The latest Kantar data identifies Morrisons as the fastest growing of the big four supermarkets. There are lies, damned lies and statistics, but most commentators would agree Morrisons has significantly improved its offer in recent times, and that it is this driving its improved performance. So how has it improved and what can we learn?

First, it delivers on the categories that count. Morrisons in its prime was all about Market Street and it is living up to that history. The produce department is excellent. It starts with a great display of house plants, then leads into vibrant fruit & veg, with an abundance of well looked-after product, judicious use of loose, and excellent ‘hero displays’ for avocado, herbs and nuts. Meat and fish is OK in the aisles, but a different prospect at the counters - surely the best in the market. Counters are hard to make work unless you have the volume of trade to enable theatrical display. Morrisons shows how it is done. And it cleverly uses satellite units right next to the counters, offering ready-cut and packed. The customer doesn’t have to wait at the counter but feels they are getting the freshness.

Jeremy Garlick

Second, the stores are designed for shoppers. It sounds simple. But it works. The store is easy to shop. There is typically good product availability. Navigational signage and pricing is very clear, with even larger fonts than Sainsbury’s. Gondolas stick to a single price point or offer. The sum of all this is that less cognitive effort is required from the shopper, making them more likely to have energy left to think about an extra purchase. Morrisons capitalises with good suggestive selling and with standout features designed for the target shopper. The excellent Party Shop in its Woking flagship is a good example.

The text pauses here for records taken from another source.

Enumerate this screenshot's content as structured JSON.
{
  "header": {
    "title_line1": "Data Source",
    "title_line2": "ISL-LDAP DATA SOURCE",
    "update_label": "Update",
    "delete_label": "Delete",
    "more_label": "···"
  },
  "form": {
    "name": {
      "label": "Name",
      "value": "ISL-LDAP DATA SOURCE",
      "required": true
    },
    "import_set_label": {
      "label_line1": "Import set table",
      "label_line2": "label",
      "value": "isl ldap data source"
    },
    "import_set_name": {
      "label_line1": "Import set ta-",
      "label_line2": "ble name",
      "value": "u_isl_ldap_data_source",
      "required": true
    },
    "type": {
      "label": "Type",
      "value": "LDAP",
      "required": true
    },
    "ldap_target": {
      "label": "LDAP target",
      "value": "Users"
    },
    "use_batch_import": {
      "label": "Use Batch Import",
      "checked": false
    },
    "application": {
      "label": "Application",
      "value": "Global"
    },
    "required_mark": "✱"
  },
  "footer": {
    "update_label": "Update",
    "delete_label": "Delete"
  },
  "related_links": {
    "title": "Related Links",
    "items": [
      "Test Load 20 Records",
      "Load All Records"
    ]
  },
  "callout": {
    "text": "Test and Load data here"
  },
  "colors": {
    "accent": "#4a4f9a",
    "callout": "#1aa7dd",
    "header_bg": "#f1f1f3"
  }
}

Finally, it thinks about the future but it thinks most about the present. Our industry undoubtedly faces a lot of change. Morrisons has responded with the Amazon tie-up (including Amazon lockers in store), and by partnering with petrol forecourt retailers. So it has an eye on the future. But you get the sense that most of its time and effort is spent thinking about the now. And that means getting back to running supermarkets brilliantly. For example, in-store help. Sure, employ a genius to think about how customers can be helped if the store beams messages to their mobile phones. But don’t let that stop you having a member of staff with a ‘need any help just ask me’ placard walking around. Morrisons is happy to do that.

There’s a lesson there. Don’t get ahead of yourself. Don’t get too paralysed by the uncertain future. If you perform well now, you’ll be in a better position to manage in the future.